The gun-control movement’s stock has tanked. Violent crime overall has continued to drop, leaving partisans to fret over the much smaller problem of accidental gun injuries. Most of the holdout states have now passed laws allowing citizens to carry personal-protection firearms–and civilization as we know it has not ended. The 1994 Clinton ban on semi-automatic rifles is set to expire in September, and even some of its biggest supporters now agree that the law failed to cut crime.

Still, gun-control foot soldiers in organized medicine churn out articles for relatively obscure scientific journals. Their message is increasingly devoid of any useful findings; it is mostly an attempt to paint gun owners as sociopaths or Neanderthals.

One such article is “The Life Cycle of Crime Guns: A Description Based on Guns Recovered From Young People in California,” in the June 2004 issue of the Annals of Emergency Medicine. The authors grasp for relevance by comparing crime guns to bioterrorist weapons like anthrax. For years medical researchers have tried to push the notion that guns are germs to be eradicated. This model is cute for propaganda purposes–kill the germs, ban the guns: eliminate health risks. But reputable scientists always dismissed this view as a political tactic with no scientific basis. The message of this article was its title, apparently intended to associate the words “crime guns” with “young people” in the minds of readers.

Another slam at kids and guns appeared in the April 2004 issue of Archives of Pediatrics & Adolescent Medicine. “Gun Threats Against and Self-Defense Gun Use by California Adolescents” studied gun use among a group of Californians aged 12 to 17. Only 4 percent of them reported ever having been threatened with a gun. The earthshaking scientific contribution this article makes is that these 4 percent were boys who tended to threaten others and whose parents didn’t know where they were after school. Did we need a yearlong Harvard study to tell us that? And what about the 96 percent who never had been threatened with a gun? Can we learn anything from good kids who stay out of trouble? The authors apparently think not.

The title of a February 2004 article from the same journal amazingly asks if gun possession and teenage conduct disorder (P.C.-speak for juvenile delinquency) are a “highly combustible combination.” It’s a safe bet that law-enforcement agencies haven’t rushed to put this article on their required reading lists.

The real purpose of these articles is not to inform, but to hammer away at a constant theme: Guns and kids don’t mix; the only kids who get involved with guns are delinquents; there is no place in the home for guns if you have children. And, apparently, there is no way young people can grow toward responsible adulthood by learning gun safety and competing in shooting sports.

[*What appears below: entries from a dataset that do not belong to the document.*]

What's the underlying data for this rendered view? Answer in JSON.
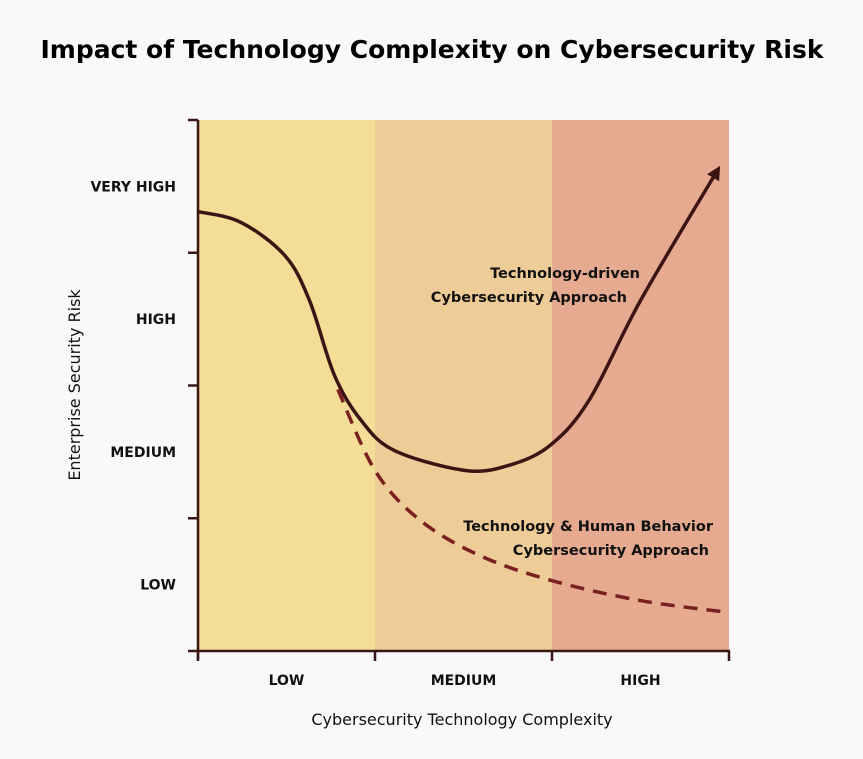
{
  "chart_data": {
    "type": "line",
    "title": "Impact of Technology Complexity on Cybersecurity Risk",
    "xlabel": "Cybersecurity Technology Complexity",
    "ylabel": "Enterprise Security Risk",
    "x_categories": [
      "LOW",
      "MEDIUM",
      "HIGH"
    ],
    "y_categories": [
      "LOW",
      "MEDIUM",
      "HIGH",
      "VERY HIGH"
    ],
    "xlim": [
      0,
      3
    ],
    "ylim": [
      0,
      4
    ],
    "bands": [
      {
        "category": "LOW",
        "color": "#f3dd97"
      },
      {
        "category": "MEDIUM",
        "color": "#eecc97"
      },
      {
        "category": "HIGH",
        "color": "#e6aa90"
      }
    ],
    "series": [
      {
        "name_lines": [
          "Technology-driven",
          "Cybersecurity Approach"
        ],
        "style": "solid",
        "arrow": true,
        "color": "#3d1414",
        "x": [
          0,
          0.24,
          0.49,
          0.63,
          0.77,
          0.92,
          1.11,
          1.51,
          1.76,
          1.99,
          2.21,
          2.5,
          2.93
        ],
        "y": [
          3.31,
          3.23,
          2.98,
          2.64,
          2.08,
          1.74,
          1.51,
          1.36,
          1.4,
          1.55,
          1.89,
          2.64,
          3.61
        ]
      },
      {
        "name_lines": [
          "Technology & Human Behavior",
          "Cybersecurity Approach"
        ],
        "style": "dashed",
        "arrow": false,
        "color": "#7a2020",
        "x": [
          0.79,
          1.0,
          1.25,
          1.59,
          2.0,
          2.5,
          3.0
        ],
        "y": [
          1.97,
          1.36,
          0.99,
          0.72,
          0.53,
          0.38,
          0.29
        ]
      }
    ],
    "grid": false
  }
}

Most readers of these journal articles–doctors and other health professionals–would never know that countless state and local shooting clubs hold marksmanship competitions for young people ages 10 to 20. Unless they had a son or daughter in a club like New Jersey’s Delran Junior Marksman Club, they would think that every time a teen picks up a gun, something bad happens. But there are five junior gun clubs in New Jersey alone, a state not especially friendly to gun owners.

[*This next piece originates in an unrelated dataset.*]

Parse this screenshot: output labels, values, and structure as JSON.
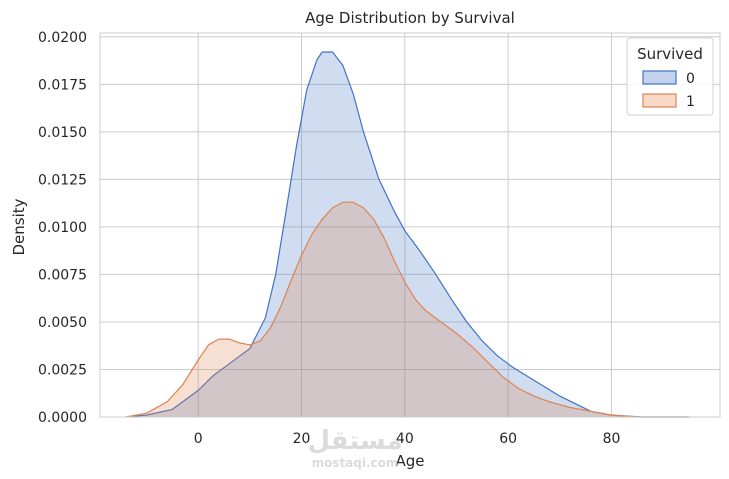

Cloistered readers of the medical literature would never know about K.C. Eusebio, from Diamond Bar, California. Last year, at the tender age of 15, K.C. beat all the top-ranked men to win the Steel Challenge World Speed Shooting Championship.

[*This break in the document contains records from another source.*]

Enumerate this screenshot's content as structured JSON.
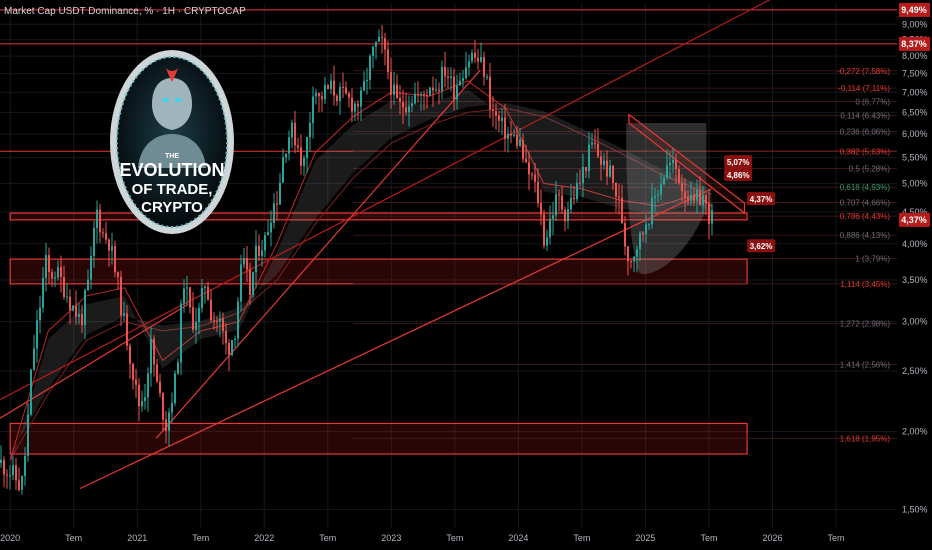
{
  "header": {
    "title": "Market Cap USDT Dominance, % · 1H · CRYPTOCAP"
  },
  "logo": {
    "line1": "THE",
    "line2": "EVOLUTION",
    "line3": "OF TRADE,",
    "line4": "CRYPTO"
  },
  "colors": {
    "background": "#000000",
    "up": "#26a69a",
    "down": "#ef5350",
    "level": "#e53935",
    "fib": "#b71c1c",
    "text": "#d1d4dc",
    "axisText": "#b2b5be"
  },
  "chart_data": {
    "type": "candlestick",
    "title": "Market Cap USDT Dominance, %",
    "interval": "1H",
    "source": "CRYPTOCAP",
    "ylim": [
      1.4,
      9.7
    ],
    "y_scale": "log",
    "y_ticks": [
      "1,50%",
      "2,00%",
      "2,50%",
      "3,00%",
      "3,50%",
      "4,00%",
      "4,50%",
      "5,00%",
      "5,50%",
      "6,00%",
      "6,50%",
      "7,00%",
      "7,50%",
      "8,00%",
      "8,50%",
      "9,00%"
    ],
    "y_tick_values": [
      1.5,
      2.0,
      2.5,
      3.0,
      3.5,
      4.0,
      4.5,
      5.0,
      5.5,
      6.0,
      6.5,
      7.0,
      7.5,
      8.0,
      8.5,
      9.0
    ],
    "x_ticks": [
      "2020",
      "Tem",
      "2021",
      "Tem",
      "2022",
      "Tem",
      "2023",
      "Tem",
      "2024",
      "Tem",
      "2025",
      "Tem",
      "2026",
      "Tem"
    ],
    "x_tick_values": [
      2020.0,
      2020.5,
      2021.0,
      2021.5,
      2022.0,
      2022.5,
      2023.0,
      2023.5,
      2024.0,
      2024.5,
      2025.0,
      2025.5,
      2026.0,
      2026.5
    ],
    "xlim": [
      2019.92,
      2026.98
    ],
    "price_path": [
      [
        2019.92,
        1.78
      ],
      [
        2020.02,
        1.7
      ],
      [
        2020.08,
        1.62
      ],
      [
        2020.12,
        1.92
      ],
      [
        2020.17,
        2.65
      ],
      [
        2020.22,
        3.1
      ],
      [
        2020.27,
        3.75
      ],
      [
        2020.3,
        3.55
      ],
      [
        2020.35,
        3.62
      ],
      [
        2020.42,
        3.4
      ],
      [
        2020.48,
        3.18
      ],
      [
        2020.55,
        3.0
      ],
      [
        2020.62,
        3.55
      ],
      [
        2020.67,
        4.55
      ],
      [
        2020.72,
        4.15
      ],
      [
        2020.77,
        4.05
      ],
      [
        2020.82,
        3.6
      ],
      [
        2020.88,
        3.05
      ],
      [
        2020.95,
        2.55
      ],
      [
        2021.0,
        2.2
      ],
      [
        2021.05,
        2.3
      ],
      [
        2021.1,
        2.75
      ],
      [
        2021.15,
        2.35
      ],
      [
        2021.22,
        2.05
      ],
      [
        2021.3,
        2.45
      ],
      [
        2021.36,
        3.5
      ],
      [
        2021.42,
        3.0
      ],
      [
        2021.48,
        3.1
      ],
      [
        2021.53,
        3.5
      ],
      [
        2021.58,
        3.05
      ],
      [
        2021.64,
        3.0
      ],
      [
        2021.7,
        2.7
      ],
      [
        2021.76,
        2.9
      ],
      [
        2021.82,
        3.75
      ],
      [
        2021.88,
        3.35
      ],
      [
        2021.94,
        3.95
      ],
      [
        2022.0,
        4.05
      ],
      [
        2022.05,
        4.55
      ],
      [
        2022.1,
        4.8
      ],
      [
        2022.15,
        5.7
      ],
      [
        2022.2,
        6.1
      ],
      [
        2022.25,
        5.85
      ],
      [
        2022.3,
        5.3
      ],
      [
        2022.35,
        6.3
      ],
      [
        2022.38,
        7.3
      ],
      [
        2022.42,
        6.8
      ],
      [
        2022.48,
        7.05
      ],
      [
        2022.52,
        7.1
      ],
      [
        2022.56,
        7.0
      ],
      [
        2022.6,
        6.9
      ],
      [
        2022.64,
        6.85
      ],
      [
        2022.7,
        6.7
      ],
      [
        2022.75,
        6.75
      ],
      [
        2022.8,
        7.45
      ],
      [
        2022.83,
        7.9
      ],
      [
        2022.87,
        8.3
      ],
      [
        2022.92,
        8.35
      ],
      [
        2022.97,
        7.5
      ],
      [
        2023.0,
        7.05
      ],
      [
        2023.05,
        6.6
      ],
      [
        2023.12,
        6.8
      ],
      [
        2023.18,
        6.95
      ],
      [
        2023.23,
        6.8
      ],
      [
        2023.3,
        7.25
      ],
      [
        2023.35,
        7.15
      ],
      [
        2023.42,
        7.65
      ],
      [
        2023.48,
        7.05
      ],
      [
        2023.55,
        7.6
      ],
      [
        2023.62,
        8.05
      ],
      [
        2023.68,
        7.85
      ],
      [
        2023.73,
        7.55
      ],
      [
        2023.78,
        6.55
      ],
      [
        2023.85,
        6.2
      ],
      [
        2023.92,
        5.95
      ],
      [
        2024.0,
        5.85
      ],
      [
        2024.05,
        5.25
      ],
      [
        2024.1,
        5.1
      ],
      [
        2024.15,
        4.7
      ],
      [
        2024.2,
        4.0
      ],
      [
        2024.25,
        4.45
      ],
      [
        2024.3,
        4.75
      ],
      [
        2024.36,
        4.5
      ],
      [
        2024.42,
        4.75
      ],
      [
        2024.48,
        5.05
      ],
      [
        2024.53,
        5.45
      ],
      [
        2024.58,
        5.8
      ],
      [
        2024.62,
        5.55
      ],
      [
        2024.66,
        5.35
      ],
      [
        2024.7,
        5.25
      ],
      [
        2024.75,
        4.9
      ],
      [
        2024.8,
        4.5
      ],
      [
        2024.84,
        3.9
      ],
      [
        2024.88,
        3.8
      ],
      [
        2024.92,
        4.0
      ],
      [
        2024.96,
        4.1
      ],
      [
        2025.0,
        4.4
      ],
      [
        2025.04,
        4.55
      ],
      [
        2025.08,
        4.85
      ],
      [
        2025.12,
        5.1
      ],
      [
        2025.16,
        5.3
      ],
      [
        2025.2,
        5.35
      ],
      [
        2025.24,
        5.25
      ],
      [
        2025.28,
        4.95
      ],
      [
        2025.32,
        4.85
      ],
      [
        2025.36,
        4.55
      ],
      [
        2025.4,
        4.7
      ],
      [
        2025.44,
        4.8
      ],
      [
        2025.47,
        4.55
      ],
      [
        2025.5,
        4.45
      ],
      [
        2025.52,
        4.38
      ]
    ],
    "moving_averages": [
      {
        "name": "slow",
        "points": [
          [
            2020.0,
            1.8
          ],
          [
            2020.3,
            2.3
          ],
          [
            2020.6,
            2.8
          ],
          [
            2020.9,
            3.0
          ],
          [
            2021.2,
            2.9
          ],
          [
            2021.5,
            2.95
          ],
          [
            2021.8,
            3.1
          ],
          [
            2022.1,
            3.5
          ],
          [
            2022.4,
            4.3
          ],
          [
            2022.7,
            5.1
          ],
          [
            2023.0,
            5.8
          ],
          [
            2023.3,
            6.2
          ],
          [
            2023.6,
            6.5
          ],
          [
            2023.9,
            6.6
          ],
          [
            2024.2,
            6.4
          ],
          [
            2024.5,
            6.0
          ],
          [
            2024.8,
            5.6
          ],
          [
            2025.1,
            5.2
          ],
          [
            2025.4,
            4.9
          ],
          [
            2025.52,
            4.8
          ]
        ]
      },
      {
        "name": "fast",
        "points": [
          [
            2020.0,
            1.8
          ],
          [
            2020.3,
            2.9
          ],
          [
            2020.6,
            3.3
          ],
          [
            2020.9,
            3.4
          ],
          [
            2021.2,
            2.6
          ],
          [
            2021.5,
            2.9
          ],
          [
            2021.8,
            3.0
          ],
          [
            2022.1,
            4.0
          ],
          [
            2022.4,
            5.6
          ],
          [
            2022.7,
            6.4
          ],
          [
            2023.0,
            7.0
          ],
          [
            2023.3,
            6.9
          ],
          [
            2023.6,
            7.3
          ],
          [
            2023.9,
            6.6
          ],
          [
            2024.2,
            5.0
          ],
          [
            2024.5,
            4.9
          ],
          [
            2024.8,
            4.7
          ],
          [
            2025.1,
            4.6
          ],
          [
            2025.4,
            4.8
          ],
          [
            2025.52,
            4.6
          ]
        ]
      }
    ],
    "horizontal_levels": [
      9.49,
      8.37,
      5.63
    ],
    "fib_levels": [
      {
        "label": "-0,272 (7,58%)",
        "value": 7.58
      },
      {
        "label": "-0,114 (7,11%)",
        "value": 7.11
      },
      {
        "label": "0 (6,77%)",
        "value": 6.77
      },
      {
        "label": "0,114 (6,43%)",
        "value": 6.43
      },
      {
        "label": "0,236 (6,06%)",
        "value": 6.06
      },
      {
        "label": "0,382 (5,63%)",
        "value": 5.63
      },
      {
        "label": "0,5 (5,28%)",
        "value": 5.28
      },
      {
        "label": "0,618 (4,93%)",
        "value": 4.93
      },
      {
        "label": "0,707 (4,66%)",
        "value": 4.66
      },
      {
        "label": "0,786 (4,43%)",
        "value": 4.43
      },
      {
        "label": "0,886 (4,13%)",
        "value": 4.13
      },
      {
        "label": "1 (3,79%)",
        "value": 3.79
      },
      {
        "label": "1,114 (3,45%)",
        "value": 3.45
      },
      {
        "label": "1,272 (2,98%)",
        "value": 2.98
      },
      {
        "label": "1,414 (2,56%)",
        "value": 2.56
      },
      {
        "label": "1,618 (1,95%)",
        "value": 1.95
      }
    ],
    "zones": [
      {
        "y1": 4.37,
        "y2": 4.48,
        "x1": 2020.0,
        "x2": 2025.8
      },
      {
        "y1": 3.45,
        "y2": 3.78,
        "x1": 2020.0,
        "x2": 2025.8
      },
      {
        "y1": 1.84,
        "y2": 2.06,
        "x1": 2020.0,
        "x2": 2025.8
      }
    ],
    "trendlines": [
      {
        "points": [
          [
            2019.92,
            2.25
          ],
          [
            2026.12,
            10.2
          ]
        ],
        "color": "#b71c1c"
      },
      {
        "points": [
          [
            2021.15,
            1.95
          ],
          [
            2023.7,
            7.6
          ]
        ],
        "color": "#e53935"
      },
      {
        "points": [
          [
            2020.55,
            1.62
          ],
          [
            2025.52,
            4.9
          ]
        ],
        "color": "#e53935"
      },
      {
        "points": [
          [
            2019.92,
            2.1
          ],
          [
            2021.4,
            3.2
          ]
        ],
        "color": "#e53935"
      }
    ],
    "channel": {
      "top": [
        [
          2024.87,
          6.45
        ],
        [
          2025.78,
          4.65
        ]
      ],
      "bottom": [
        [
          2024.87,
          6.25
        ],
        [
          2025.78,
          4.48
        ]
      ]
    },
    "annotations": [
      {
        "text": "5,07%",
        "x": 2025.62,
        "y": 5.39
      },
      {
        "text": "4,86%",
        "x": 2025.62,
        "y": 5.14
      },
      {
        "text": "4,37%",
        "x": 2025.8,
        "y": 4.7
      },
      {
        "text": "3,62%",
        "x": 2025.8,
        "y": 3.95
      }
    ],
    "price_labels": [
      {
        "text": "9,49%",
        "value": 9.49
      },
      {
        "text": "8,37%",
        "value": 8.37
      },
      {
        "text": "4,37%",
        "value": 4.37
      }
    ]
  }
}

K.C. and all the other good young people you’ll never read about in the Archives of Pediatrics & Adolescent Medicine differ from the medical journals’ callow thugs in one crucial respect: They learn about guns under the watchful guidance of adults, usually their fathers. A 1994 research study from the U.S. Department of Justice confirmed that boys whose fathers taught them about guns are vastly different from delinquents who learn about guns on the street. The boys properly schooled in firearms by their fathers even had a lower rate of delinquency than the average for people who do not own guns.

Will the antigun medical researchers ever admit this? Not any time soon. This spring a California legislator carried a bill calling for teaching gun safety in the public schools. A sensible idea, considering that about half of all homes have at least one firearm. But gun-control activists shot the bill down.

The bill’s main opponent was the American Academy of Pediatrics, whose official position is that the only safe gun is no gun at all. Think about that the next time your doctor starts talking to you about “gun safety.”

Timothy Wheeler, M.D., is director of Doctors for Responsible Gun Ownership, a project of the Claremont Institute.